An Advertisement for Hype...

Well, seems marketing is all the rage these days with even foreverCharlton, over here anyway, doing its bit to sell Madrid shirts. Occasionally I get a nice pleasant Free Powerpoint site with no irritation value whatsoever but obviously the white shirts sell better. I suppose it's just my bad luck that my ipaddress is unfortunately smack in the middle of Madrid, a good 60 miles away from my house - who can afford Madrid prices - but its the sheer size of the white shirt that in my eyes is nothing short of obscene.
And in the similar vein over here, the papers have been astounded by little Villareal coming second in La Primera Liga on a 6th of the budget of the Big Two. Madrid struggled to get through 2007 on a massive 306M Euros - at todays rate that's 243M in real money of an alarmingly diminishing Pound - while little Villareal got to spend only 56m. Well, a bit more than a 6th then but you get the idea. They finished 7 points adrift of the Big One but well clear of Barca in third. It used to be Big Three over here till Ronald Koeman arrived at Valencia but now we have the Big Two split by someone like Portsmouth. How odd would that be in the Premier!!
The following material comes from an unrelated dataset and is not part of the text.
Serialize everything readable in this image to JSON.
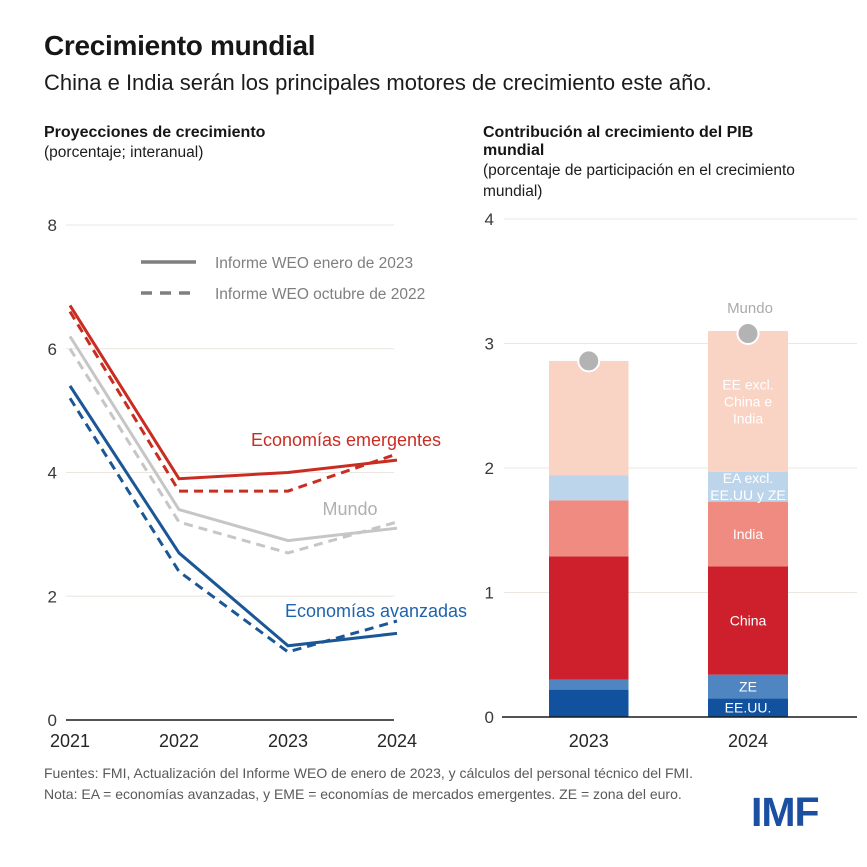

And the obsession with money and selling things seems to be taking over everywhere. Anybody notice something odd about last Wednesday's UEFA cup final? I mean apart from the strange behaviour of Walter Smith taking to writing busily in his notebook with just 10 minutes remaining while losing 1-0 while Ally and co looked on in stunned amazement.
No, I mean the players shirts. Was there a clue to future marketing strategies? On the back where normally the players name is write large and prominent for those poor sods in the back of the stands to see, last Wednesday this was not the case. Instead the players names were not in big upper case at all but in trendy lower case.
Perhaps its a Glasgow thing, I thought, along with waving Union Jacks while every house in England, it seems, now sports an St. George's flag. But no, there it was on the Russkies shirts as well. Forgive me for imagining sinister goings-on, must be the books I read, but what's afoot. You may believe it's because of the impossibility of getting those lengthy Russkie names in one line on a shirt but as both teams sported it for me its quite obviously a new directive from UEFA.
Why waste all that gorgeous advertising space with someones name, his numbers there isn't it. What about squeezing in a nice big advert on the back as well as the front. Get rid of all that player nonsense, we're a brand, we need to sell things for Gods sake.
And I thought back to the halcyon days of Formula 1 when you could actually see the number of the car and work out who was driving it. If you've not an enthusiast today and have carefuly studied the winters changes there's not way you can figure out who's driving without a commentator.
Is football going the same way? Well, I see there's some sort of Chumps final tonight, or is it final for chumps, whatever. Its also run by those nice people over at UEFA so a chance to confirm the theory.
Ah, but there's a problem. I'm afraid tonights already booked up. I have to watch my tomatoes growing and then there's the dog to walk and after that I have an idea that Mrs Nelson will want to discuss the thoughts and philosophies of Michel de Montaigne or maybe moll over the exact boiling point of homemade marmalude. So, oh dear, no time at all for suffering the pathetic, hysterical antics of Sir A, or F or whatever it is, or the anguish at having to watch the doleful gaze of Avram for an hour and a half. Because, and please forgive me my warped idea of life, but it's clearly not a football match at all but a marketing exercise between two opposing brands, as experienced recently by Marco, better suited to the Boardroom than a football pitch.
So, if by any chance, anyway has the stomach for this sort of thing perhaps they would let me know whether or not my theory holds water. Are they upper or lower?
And in case you need a few more details to enjoy the match (sic), deloittes can explain it all in simple numbers, in lower case of course.